Veinte años, clássico da música cubana, composta por Maria Teresa Vera e gravada por incontáveis intérpretes — inclusive o Buena Vista Social Club — perpassa por toda a ação de Vinte anos, filme de Alice de Andrade. Na trilha assinada por Pedro Cintra, variadas versões da canção são ouvidas. “Conseguimos diferentes gravações, cantadas e instrumentais e ainda criei arranjos originais para a trilha”, revela Cintra. Segundo a diretora carioca documentário conta a história de três casais, numa Cuba onde o tempo não parecia passar. É o retrato de um mundo prestes a desaparecer para sempre, a partir de uma mudança radical e imprevisível.”



Criada a seis mãos por Luiz A. Ferreira, Rodrigo Barros e Sérgio Vilalobos a trilha de Deserto, filme dirigido por Guilherme Weber, tem como ponto alto a canção, tipo voudeville, interpretada pela cantora Cida Moreira. “Na música, com estética de cabaré, procuramos descrever o universo da Decrépita Trupe, grupo de artistas mambembes que viaja pelo sertão do país.
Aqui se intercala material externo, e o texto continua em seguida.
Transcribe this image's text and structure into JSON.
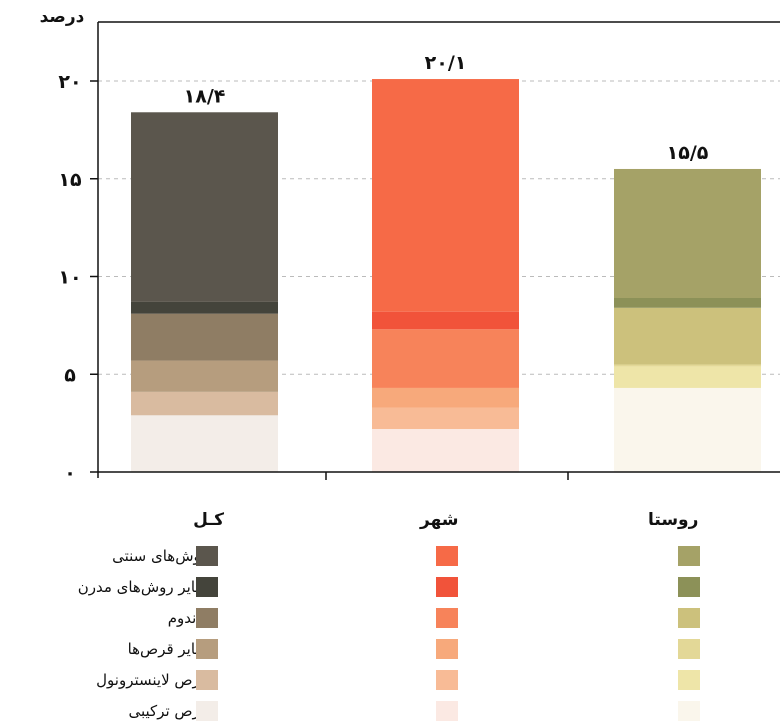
{
  "chart_data": {
    "type": "bar",
    "stacked": true,
    "ylabel": "درصد",
    "ylim": [
      0,
      20
    ],
    "yticks": [
      "۰",
      "۵",
      "۱۰",
      "۱۵",
      "۲۰"
    ],
    "grid": true,
    "categories": [
      "کـل",
      "شهر",
      "روستا"
    ],
    "totals": [
      18.4,
      20.1,
      15.5
    ],
    "total_labels": [
      "۱۸/۴",
      "۲۰/۱",
      "۱۵/۵"
    ],
    "series": [
      {
        "name": "قرص ترکیبی",
        "values": [
          2.9,
          2.2,
          4.3
        ]
      },
      {
        "name": "قرص لاینسترونول",
        "values": [
          1.2,
          1.1,
          1.1
        ]
      },
      {
        "name": "سایر قرص‌ها",
        "values": [
          1.6,
          1.0,
          0.1
        ]
      },
      {
        "name": "کاندوم",
        "values": [
          2.4,
          3.0,
          2.9
        ]
      },
      {
        "name": "سایر روش‌های مدرن",
        "values": [
          0.6,
          0.9,
          0.5
        ]
      },
      {
        "name": "روش‌های سنتی",
        "values": [
          9.7,
          11.9,
          6.6
        ]
      }
    ],
    "colors": [
      [
        "#f3ede8",
        "#d9bba0",
        "#b69d7e",
        "#8f7d64",
        "#44443b",
        "#5b564d"
      ],
      [
        "#fbe9e3",
        "#f8bb96",
        "#f7a97b",
        "#f7835a",
        "#f1533a",
        "#f66a47"
      ],
      [
        "#faf6ec",
        "#eee5a8",
        "#e3d897",
        "#ccc17c",
        "#8c9158",
        "#a5a267"
      ]
    ],
    "legend_colors": [
      [
        "#5b564d",
        "#44443b",
        "#8f7d64",
        "#b69d7e",
        "#d9bba0",
        "#f3ede8"
      ],
      [
        "#f66a47",
        "#f1533a",
        "#f7835a",
        "#f7a97b",
        "#f8bb96",
        "#fbe9e3"
      ],
      [
        "#a5a267",
        "#8c9158",
        "#ccc17c",
        "#e3d897",
        "#eee5a8",
        "#faf6ec"
      ]
    ]
  }
}
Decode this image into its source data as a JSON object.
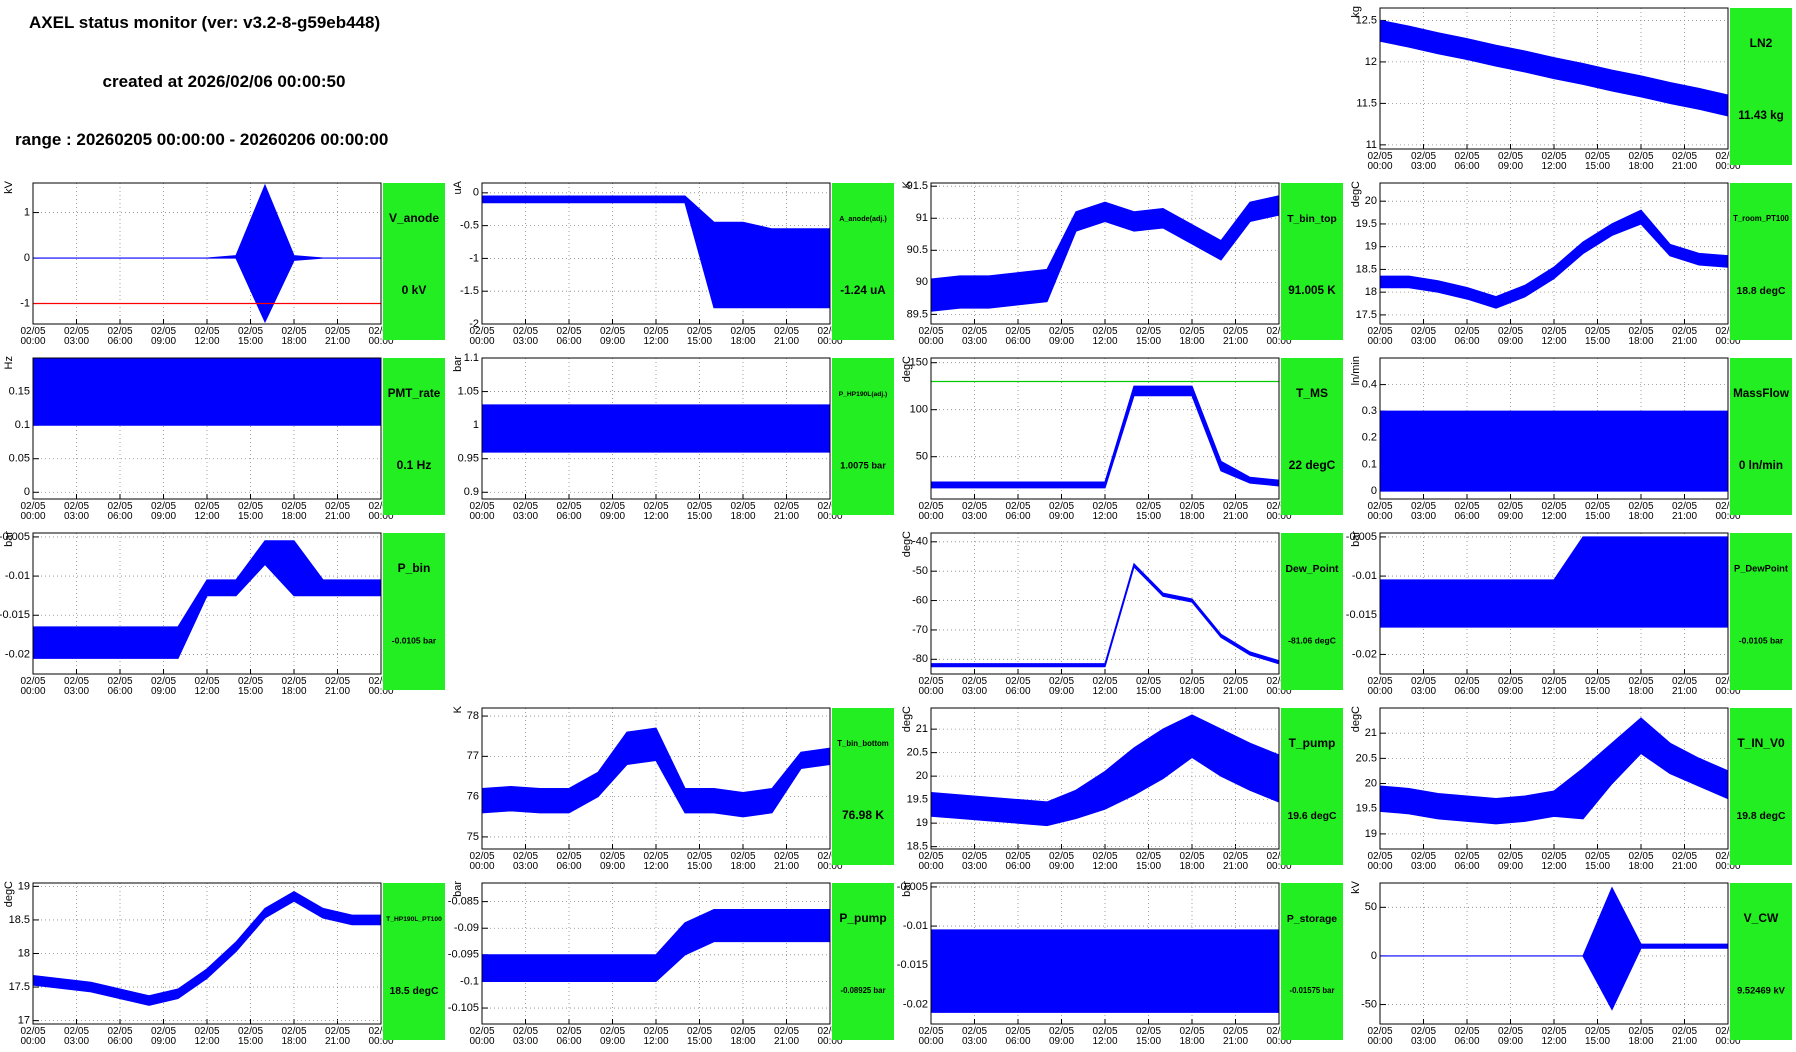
{
  "header": {
    "title": "AXEL status monitor (ver: v3.2-8-g59eb448)",
    "created": "created at 2026/02/06 00:00:50",
    "range": "range : 20260205 00:00:00 - 20260206 00:00:00"
  },
  "time_axis": {
    "x": [
      0,
      2,
      4,
      6,
      8,
      10,
      12,
      14,
      16,
      18,
      20,
      22,
      24
    ],
    "xlim": [
      0,
      24
    ],
    "xticks": [
      {
        "value": 0,
        "date": "02/05",
        "time": "00:00"
      },
      {
        "value": 3,
        "date": "02/05",
        "time": "03:00"
      },
      {
        "value": 6,
        "date": "02/05",
        "time": "06:00"
      },
      {
        "value": 9,
        "date": "02/05",
        "time": "09:00"
      },
      {
        "value": 12,
        "date": "02/05",
        "time": "12:00"
      },
      {
        "value": 15,
        "date": "02/05",
        "time": "15:00"
      },
      {
        "value": 18,
        "date": "02/05",
        "time": "18:00"
      },
      {
        "value": 21,
        "date": "02/05",
        "time": "21:00"
      },
      {
        "value": 24,
        "date": "02/06",
        "time": "00:00"
      }
    ]
  },
  "chart_data": [
    {
      "type": "band",
      "title": "LN2",
      "value_text": "11.43 kg",
      "ylabel": "kg",
      "ylim": [
        10.95,
        12.65
      ],
      "yticks": [
        11,
        11.5,
        12,
        12.5
      ],
      "grid": true,
      "color": "#0000ff",
      "low": [
        12.25,
        12.18,
        12.1,
        12.03,
        11.95,
        11.88,
        11.8,
        11.73,
        11.65,
        11.58,
        11.5,
        11.43,
        11.35
      ],
      "high": [
        12.5,
        12.43,
        12.35,
        12.28,
        12.2,
        12.13,
        12.05,
        11.98,
        11.9,
        11.83,
        11.75,
        11.68,
        11.6
      ]
    },
    {
      "type": "band",
      "title": "V_anode",
      "value_text": "0 kV",
      "ylabel": "kV",
      "ylim": [
        -1.45,
        1.65
      ],
      "yticks": [
        -1,
        0,
        1
      ],
      "grid": true,
      "color": "#0000ff",
      "ref_line": -1,
      "ref_color": "#ff0000",
      "low": [
        0,
        0,
        0,
        0,
        0,
        0,
        0,
        0,
        -1.4,
        -0.05,
        0,
        0,
        0
      ],
      "high": [
        0,
        0,
        0,
        0,
        0,
        0,
        0,
        0.05,
        1.6,
        0.05,
        0,
        0,
        0
      ]
    },
    {
      "type": "band",
      "title": "A_anode(adj.)",
      "value_text": "-1.24 uA",
      "ylabel": "uA",
      "ylim": [
        -2,
        0.15
      ],
      "yticks": [
        -2,
        -1.5,
        -1,
        -0.5,
        0
      ],
      "grid": true,
      "color": "#0000ff",
      "low": [
        -0.15,
        -0.15,
        -0.15,
        -0.15,
        -0.15,
        -0.15,
        -0.15,
        -0.15,
        -1.75,
        -1.75,
        -1.75,
        -1.75,
        -1.75
      ],
      "high": [
        -0.05,
        -0.05,
        -0.05,
        -0.05,
        -0.05,
        -0.05,
        -0.05,
        -0.05,
        -0.45,
        -0.45,
        -0.55,
        -0.55,
        -0.55
      ]
    },
    {
      "type": "band",
      "title": "T_bin_top",
      "value_text": "91.005 K",
      "ylabel": "K",
      "ylim": [
        89.35,
        91.55
      ],
      "yticks": [
        89.5,
        90,
        90.5,
        91,
        91.5
      ],
      "grid": true,
      "color": "#0000ff",
      "low": [
        89.55,
        89.6,
        89.6,
        89.65,
        89.7,
        90.8,
        90.95,
        90.8,
        90.85,
        90.6,
        90.35,
        90.95,
        91.05
      ],
      "high": [
        90.05,
        90.1,
        90.1,
        90.15,
        90.2,
        91.1,
        91.25,
        91.1,
        91.15,
        90.9,
        90.65,
        91.25,
        91.35
      ]
    },
    {
      "type": "band",
      "title": "T_room_PT100",
      "value_text": "18.8 degC",
      "ylabel": "degC",
      "ylim": [
        17.3,
        20.4
      ],
      "yticks": [
        17.5,
        18,
        18.5,
        19,
        19.5,
        20
      ],
      "grid": true,
      "color": "#0000ff",
      "low": [
        18.1,
        18.1,
        18.0,
        17.85,
        17.65,
        17.9,
        18.3,
        18.85,
        19.25,
        19.5,
        18.8,
        18.6,
        18.55
      ],
      "high": [
        18.35,
        18.35,
        18.25,
        18.1,
        17.9,
        18.15,
        18.55,
        19.1,
        19.5,
        19.8,
        19.05,
        18.85,
        18.8
      ]
    },
    {
      "type": "band",
      "title": "PMT_rate",
      "value_text": "0.1 Hz",
      "ylabel": "Hz",
      "ylim": [
        -0.01,
        0.2
      ],
      "yticks": [
        0,
        0.05,
        0.1,
        0.15
      ],
      "grid": true,
      "color": "#0000ff",
      "low": [
        0.1,
        0.1,
        0.1,
        0.1,
        0.1,
        0.1,
        0.1,
        0.1,
        0.1,
        0.1,
        0.1,
        0.1,
        0.1
      ],
      "high": [
        0.2,
        0.2,
        0.2,
        0.2,
        0.2,
        0.2,
        0.2,
        0.2,
        0.2,
        0.2,
        0.2,
        0.2,
        0.2
      ]
    },
    {
      "type": "band",
      "title": "P_HP190L(adj.)",
      "value_text": "1.0075 bar",
      "ylabel": "bar",
      "ylim": [
        0.89,
        1.1
      ],
      "yticks": [
        0.9,
        0.95,
        1,
        1.05,
        1.1
      ],
      "grid": true,
      "color": "#0000ff",
      "low": [
        0.96,
        0.96,
        0.96,
        0.96,
        0.96,
        0.96,
        0.96,
        0.96,
        0.96,
        0.96,
        0.96,
        0.96,
        0.96
      ],
      "high": [
        1.03,
        1.03,
        1.03,
        1.03,
        1.03,
        1.03,
        1.03,
        1.03,
        1.03,
        1.03,
        1.03,
        1.03,
        1.03
      ]
    },
    {
      "type": "band",
      "title": "T_MS",
      "value_text": "22 degC",
      "ylabel": "degC",
      "ylim": [
        5,
        155
      ],
      "yticks": [
        50,
        100,
        150
      ],
      "grid": true,
      "color": "#0000ff",
      "ref_line": 130,
      "ref_color": "#00cc00",
      "low": [
        17,
        17,
        17,
        17,
        17,
        17,
        17,
        115,
        115,
        115,
        35,
        22,
        19
      ],
      "high": [
        23,
        23,
        23,
        23,
        23,
        23,
        23,
        125,
        125,
        125,
        45,
        28,
        25
      ]
    },
    {
      "type": "band",
      "title": "MassFlow",
      "value_text": "0 ln/min",
      "ylabel": "ln/min",
      "ylim": [
        -0.03,
        0.5
      ],
      "yticks": [
        0,
        0.1,
        0.2,
        0.3,
        0.4
      ],
      "grid": true,
      "color": "#0000ff",
      "low": [
        0,
        0,
        0,
        0,
        0,
        0,
        0,
        0,
        0,
        0,
        0,
        0,
        0
      ],
      "high": [
        0.3,
        0.3,
        0.3,
        0.3,
        0.3,
        0.3,
        0.3,
        0.3,
        0.3,
        0.3,
        0.3,
        0.3,
        0.3
      ]
    },
    {
      "type": "band",
      "title": "P_bin",
      "value_text": "-0.0105 bar",
      "ylabel": "bar",
      "ylim": [
        -0.0225,
        -0.0045
      ],
      "yticks": [
        -0.02,
        -0.015,
        -0.01,
        -0.005
      ],
      "grid": true,
      "color": "#0000ff",
      "low": [
        -0.0205,
        -0.0205,
        -0.0205,
        -0.0205,
        -0.0205,
        -0.0205,
        -0.0125,
        -0.0125,
        -0.0085,
        -0.0125,
        -0.0125,
        -0.0125,
        -0.0125
      ],
      "high": [
        -0.0165,
        -0.0165,
        -0.0165,
        -0.0165,
        -0.0165,
        -0.0165,
        -0.0105,
        -0.0105,
        -0.0055,
        -0.0055,
        -0.0105,
        -0.0105,
        -0.0105
      ]
    },
    {
      "type": "band",
      "title": "Dew_Point",
      "value_text": "-81.06 degC",
      "ylabel": "degC",
      "ylim": [
        -85,
        -37
      ],
      "yticks": [
        -80,
        -70,
        -60,
        -50,
        -40
      ],
      "grid": true,
      "color": "#0000ff",
      "low": [
        -82.5,
        -82.5,
        -82.5,
        -82.5,
        -82.5,
        -82.5,
        -82.5,
        -48.5,
        -58.5,
        -60.5,
        -72.5,
        -78.5,
        -81.5
      ],
      "high": [
        -81.5,
        -81.5,
        -81.5,
        -81.5,
        -81.5,
        -81.5,
        -81.5,
        -47.5,
        -57.5,
        -59.5,
        -71.5,
        -77.5,
        -80.5
      ]
    },
    {
      "type": "band",
      "title": "P_DewPoint",
      "value_text": "-0.0105 bar",
      "ylabel": "bar",
      "ylim": [
        -0.0225,
        -0.0045
      ],
      "yticks": [
        -0.02,
        -0.015,
        -0.01,
        -0.005
      ],
      "grid": true,
      "color": "#0000ff",
      "low": [
        -0.0165,
        -0.0165,
        -0.0165,
        -0.0165,
        -0.0165,
        -0.0165,
        -0.0165,
        -0.0165,
        -0.0165,
        -0.0165,
        -0.0165,
        -0.0165,
        -0.0165
      ],
      "high": [
        -0.0105,
        -0.0105,
        -0.0105,
        -0.0105,
        -0.0105,
        -0.0105,
        -0.0105,
        -0.005,
        -0.005,
        -0.005,
        -0.005,
        -0.005,
        -0.005
      ]
    },
    {
      "type": "band",
      "title": "T_bin_bottom",
      "value_text": "76.98 K",
      "ylabel": "K",
      "ylim": [
        74.7,
        78.2
      ],
      "yticks": [
        75,
        76,
        77,
        78
      ],
      "grid": true,
      "color": "#0000ff",
      "low": [
        75.6,
        75.65,
        75.6,
        75.6,
        76.0,
        76.8,
        76.9,
        75.6,
        75.6,
        75.5,
        75.6,
        76.7,
        76.8
      ],
      "high": [
        76.2,
        76.25,
        76.2,
        76.2,
        76.6,
        77.6,
        77.7,
        76.2,
        76.2,
        76.1,
        76.2,
        77.1,
        77.2
      ]
    },
    {
      "type": "band",
      "title": "T_pump",
      "value_text": "19.6 degC",
      "ylabel": "degC",
      "ylim": [
        18.45,
        21.45
      ],
      "yticks": [
        18.5,
        19,
        19.5,
        20,
        20.5,
        21
      ],
      "grid": true,
      "color": "#0000ff",
      "low": [
        19.15,
        19.1,
        19.05,
        19.0,
        18.95,
        19.1,
        19.3,
        19.6,
        19.95,
        20.4,
        20.0,
        19.7,
        19.45
      ],
      "high": [
        19.65,
        19.6,
        19.55,
        19.5,
        19.45,
        19.7,
        20.1,
        20.6,
        21.0,
        21.3,
        21.0,
        20.7,
        20.45
      ]
    },
    {
      "type": "band",
      "title": "T_IN_V0",
      "value_text": "19.8 degC",
      "ylabel": "degC",
      "ylim": [
        18.7,
        21.5
      ],
      "yticks": [
        19,
        19.5,
        20,
        20.5,
        21
      ],
      "grid": true,
      "color": "#0000ff",
      "low": [
        19.45,
        19.4,
        19.3,
        19.25,
        19.2,
        19.25,
        19.35,
        19.3,
        20.0,
        20.6,
        20.2,
        19.95,
        19.7
      ],
      "high": [
        19.95,
        19.9,
        19.8,
        19.75,
        19.7,
        19.75,
        19.85,
        20.3,
        20.8,
        21.3,
        20.8,
        20.5,
        20.25
      ]
    },
    {
      "type": "band",
      "title": "T_HP190L_PT100",
      "value_text": "18.5 degC",
      "ylabel": "degC",
      "ylim": [
        16.95,
        19.05
      ],
      "yticks": [
        17,
        17.5,
        18,
        18.5,
        19
      ],
      "grid": true,
      "color": "#0000ff",
      "low": [
        17.53,
        17.48,
        17.43,
        17.33,
        17.23,
        17.33,
        17.63,
        18.03,
        18.53,
        18.78,
        18.53,
        18.43,
        18.43
      ],
      "high": [
        17.67,
        17.62,
        17.57,
        17.47,
        17.37,
        17.47,
        17.77,
        18.17,
        18.67,
        18.92,
        18.67,
        18.57,
        18.57
      ]
    },
    {
      "type": "band",
      "title": "P_pump",
      "value_text": "-0.08925 bar",
      "ylabel": "bar",
      "ylim": [
        -0.108,
        -0.0815
      ],
      "yticks": [
        -0.105,
        -0.1,
        -0.095,
        -0.09,
        -0.085
      ],
      "grid": true,
      "color": "#0000ff",
      "low": [
        -0.1,
        -0.1,
        -0.1,
        -0.1,
        -0.1,
        -0.1,
        -0.1,
        -0.095,
        -0.0925,
        -0.0925,
        -0.0925,
        -0.0925,
        -0.0925
      ],
      "high": [
        -0.095,
        -0.095,
        -0.095,
        -0.095,
        -0.095,
        -0.095,
        -0.095,
        -0.089,
        -0.0865,
        -0.0865,
        -0.0865,
        -0.0865,
        -0.0865
      ]
    },
    {
      "type": "band",
      "title": "P_storage",
      "value_text": "-0.01575 bar",
      "ylabel": "bar",
      "ylim": [
        -0.0225,
        -0.0045
      ],
      "yticks": [
        -0.02,
        -0.015,
        -0.01,
        -0.005
      ],
      "grid": true,
      "color": "#0000ff",
      "low": [
        -0.021,
        -0.021,
        -0.021,
        -0.021,
        -0.021,
        -0.021,
        -0.021,
        -0.021,
        -0.021,
        -0.021,
        -0.021,
        -0.021,
        -0.021
      ],
      "high": [
        -0.0105,
        -0.0105,
        -0.0105,
        -0.0105,
        -0.0105,
        -0.0105,
        -0.0105,
        -0.0105,
        -0.0105,
        -0.0105,
        -0.0105,
        -0.0105,
        -0.0105
      ]
    },
    {
      "type": "band",
      "title": "V_CW",
      "value_text": "9.52469 kV",
      "ylabel": "kV",
      "ylim": [
        -70,
        75
      ],
      "yticks": [
        -50,
        0,
        50
      ],
      "grid": true,
      "color": "#0000ff",
      "low": [
        0,
        0,
        0,
        0,
        0,
        0,
        0,
        0,
        -55,
        8,
        8,
        8,
        8
      ],
      "high": [
        0,
        0,
        0,
        0,
        0,
        0,
        0,
        0,
        70,
        12,
        12,
        12,
        12
      ]
    }
  ]
}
A Cida, que participa do filme, a interpreta ao vivo”, relata Luiz A. Ferreira.

Sérgio Andrade e Fábio Baldo, que dividem a direção de Antes o tempo não acabava, são responsáveis também pela trilha sonora. No filme eles mostram o conflito de Anderson, um jovem indígena, com os líderes de sua comunidade, localizada na periferia de Manaus. Para O último trago, de Luiz Pretti, Ricardo Pretti e Pedro Diógenes, Ior’ dos Reis e Daniel Medina criaram música original.